The Sunday Times reports that in September of 2013, two NUI Galway students, graduate Mustapha al-Hayani and visiting Malaysian student Tariq Mohainuteen, travelled together from Galway city to Dublin Airport before splitting up and joining branches of the terrorist group in Iraq and Syria respectively.

The outlet says that Irish ‘ISIS bride’ Lisa Smith claims that a prominent member of the Islamic State is originally from Galway. This man is believed to have had a major influence in the radicalisation of the two students.

Both trainee doctors held positions in the university’s Muslim Youth Society: al-Hayani as vice-auditor and treasurer and Mohainuteen as a liaison officer.

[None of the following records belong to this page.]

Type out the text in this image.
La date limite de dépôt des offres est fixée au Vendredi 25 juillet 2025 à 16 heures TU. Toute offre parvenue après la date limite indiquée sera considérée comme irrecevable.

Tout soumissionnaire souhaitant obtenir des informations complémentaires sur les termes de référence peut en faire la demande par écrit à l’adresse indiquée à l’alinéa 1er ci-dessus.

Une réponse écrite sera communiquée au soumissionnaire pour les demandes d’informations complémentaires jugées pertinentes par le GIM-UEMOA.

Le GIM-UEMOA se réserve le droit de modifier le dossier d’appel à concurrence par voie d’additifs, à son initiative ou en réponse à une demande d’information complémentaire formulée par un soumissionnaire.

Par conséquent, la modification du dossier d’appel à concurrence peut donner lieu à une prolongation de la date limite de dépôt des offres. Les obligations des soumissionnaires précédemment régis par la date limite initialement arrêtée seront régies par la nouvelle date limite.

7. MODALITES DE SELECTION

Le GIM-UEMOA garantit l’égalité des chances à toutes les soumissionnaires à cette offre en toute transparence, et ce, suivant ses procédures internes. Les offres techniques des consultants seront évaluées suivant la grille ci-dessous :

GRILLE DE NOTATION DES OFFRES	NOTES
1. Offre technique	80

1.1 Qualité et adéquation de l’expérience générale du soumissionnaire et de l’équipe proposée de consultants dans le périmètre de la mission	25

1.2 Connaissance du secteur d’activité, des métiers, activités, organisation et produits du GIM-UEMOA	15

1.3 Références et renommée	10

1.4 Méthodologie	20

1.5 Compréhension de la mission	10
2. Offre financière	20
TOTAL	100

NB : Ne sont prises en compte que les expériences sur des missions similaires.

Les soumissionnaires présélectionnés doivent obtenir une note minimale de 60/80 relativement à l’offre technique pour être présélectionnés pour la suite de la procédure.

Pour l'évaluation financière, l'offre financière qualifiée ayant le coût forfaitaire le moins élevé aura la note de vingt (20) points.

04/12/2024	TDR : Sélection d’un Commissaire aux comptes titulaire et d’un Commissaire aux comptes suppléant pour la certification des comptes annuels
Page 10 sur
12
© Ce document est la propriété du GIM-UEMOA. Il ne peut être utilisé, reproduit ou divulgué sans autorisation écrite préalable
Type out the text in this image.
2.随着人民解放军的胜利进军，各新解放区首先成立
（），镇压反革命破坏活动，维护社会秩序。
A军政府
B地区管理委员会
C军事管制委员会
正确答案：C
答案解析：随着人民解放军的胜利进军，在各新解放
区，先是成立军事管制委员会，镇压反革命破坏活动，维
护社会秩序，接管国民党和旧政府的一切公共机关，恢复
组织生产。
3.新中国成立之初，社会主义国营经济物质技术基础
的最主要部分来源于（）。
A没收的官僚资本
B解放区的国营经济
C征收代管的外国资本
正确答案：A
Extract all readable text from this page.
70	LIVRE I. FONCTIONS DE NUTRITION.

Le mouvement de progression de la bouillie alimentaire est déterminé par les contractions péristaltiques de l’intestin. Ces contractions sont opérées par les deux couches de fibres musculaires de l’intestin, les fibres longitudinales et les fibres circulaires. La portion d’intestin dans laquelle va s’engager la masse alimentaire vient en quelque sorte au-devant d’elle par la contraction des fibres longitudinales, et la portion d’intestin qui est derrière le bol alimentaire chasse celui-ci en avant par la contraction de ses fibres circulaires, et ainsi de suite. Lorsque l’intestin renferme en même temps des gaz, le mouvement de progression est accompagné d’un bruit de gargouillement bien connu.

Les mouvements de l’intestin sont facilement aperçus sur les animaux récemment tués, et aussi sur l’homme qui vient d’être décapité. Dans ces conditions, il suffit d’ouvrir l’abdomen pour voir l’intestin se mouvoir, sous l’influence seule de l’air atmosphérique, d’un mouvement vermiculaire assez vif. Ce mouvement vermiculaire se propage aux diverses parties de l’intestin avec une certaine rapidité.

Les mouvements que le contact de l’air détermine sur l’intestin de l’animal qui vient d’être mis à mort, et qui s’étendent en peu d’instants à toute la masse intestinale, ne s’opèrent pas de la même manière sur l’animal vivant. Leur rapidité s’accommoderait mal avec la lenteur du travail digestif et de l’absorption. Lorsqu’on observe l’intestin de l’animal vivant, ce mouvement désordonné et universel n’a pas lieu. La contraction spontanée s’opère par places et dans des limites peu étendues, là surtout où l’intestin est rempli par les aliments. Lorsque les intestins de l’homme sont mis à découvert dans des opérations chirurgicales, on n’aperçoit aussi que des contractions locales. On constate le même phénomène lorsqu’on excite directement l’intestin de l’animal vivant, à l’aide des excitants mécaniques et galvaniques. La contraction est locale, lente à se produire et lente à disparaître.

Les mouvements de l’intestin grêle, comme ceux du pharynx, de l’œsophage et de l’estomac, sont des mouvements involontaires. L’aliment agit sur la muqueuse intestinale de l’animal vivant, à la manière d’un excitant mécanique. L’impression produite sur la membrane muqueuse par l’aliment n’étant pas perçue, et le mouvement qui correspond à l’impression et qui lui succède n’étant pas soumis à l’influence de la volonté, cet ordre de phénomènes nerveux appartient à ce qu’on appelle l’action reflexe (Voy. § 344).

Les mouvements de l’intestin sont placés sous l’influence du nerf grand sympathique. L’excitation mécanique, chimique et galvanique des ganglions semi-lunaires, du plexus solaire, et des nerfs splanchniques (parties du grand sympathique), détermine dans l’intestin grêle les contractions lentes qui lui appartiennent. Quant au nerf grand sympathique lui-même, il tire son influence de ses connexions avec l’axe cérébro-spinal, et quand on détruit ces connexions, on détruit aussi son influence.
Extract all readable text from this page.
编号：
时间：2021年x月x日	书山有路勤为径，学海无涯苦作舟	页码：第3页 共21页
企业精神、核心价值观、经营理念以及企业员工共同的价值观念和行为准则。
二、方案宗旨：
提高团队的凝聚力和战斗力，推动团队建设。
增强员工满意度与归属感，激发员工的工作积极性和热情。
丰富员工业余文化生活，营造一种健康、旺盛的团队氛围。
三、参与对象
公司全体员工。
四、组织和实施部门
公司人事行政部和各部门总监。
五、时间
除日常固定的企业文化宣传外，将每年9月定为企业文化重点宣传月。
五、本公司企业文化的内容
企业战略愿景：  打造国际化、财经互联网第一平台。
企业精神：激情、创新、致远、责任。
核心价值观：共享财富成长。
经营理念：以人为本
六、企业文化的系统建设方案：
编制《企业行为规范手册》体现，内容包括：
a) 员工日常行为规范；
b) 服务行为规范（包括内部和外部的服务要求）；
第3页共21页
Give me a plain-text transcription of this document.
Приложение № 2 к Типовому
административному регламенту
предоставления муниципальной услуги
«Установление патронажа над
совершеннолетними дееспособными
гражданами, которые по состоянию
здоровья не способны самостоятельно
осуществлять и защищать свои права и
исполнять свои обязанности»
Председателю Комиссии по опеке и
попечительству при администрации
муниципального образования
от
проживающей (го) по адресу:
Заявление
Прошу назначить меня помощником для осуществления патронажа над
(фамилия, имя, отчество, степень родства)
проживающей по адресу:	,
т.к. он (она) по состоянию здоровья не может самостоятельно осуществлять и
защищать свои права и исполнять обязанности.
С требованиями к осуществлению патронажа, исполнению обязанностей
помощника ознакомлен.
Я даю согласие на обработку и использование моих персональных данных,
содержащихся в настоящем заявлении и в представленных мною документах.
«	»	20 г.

Members of the society claim they were completely unaware of the two men’s extremist beliefs.

Former medical students told the outlet that they saw a video of Mustapha al-Hayani standing over dead bodies in a Middle Eastern city, and The Sunday Times reports that when concerned students questioned the university on the whereabouts of the two men they were allegedly met with a ‘wall of silence’.

al-Hayani is believed to have flown directly from Dublin to Iraq. He was killed while fighting for the organisation, although details on when and where his death occurred are not known.

Mohainuteen died just weeks after flying to Turkey and crossing the border into Syria, killed as he fought for the Islamic State against rival group Al-Nusra, a group sometimes referred to as the ‘al-Qaeda of Syria’.

His family and other students described him as a ‘meek’ person, and told The Sunday Times that he had shown no signs of radicalisation before coming to Ireland to study.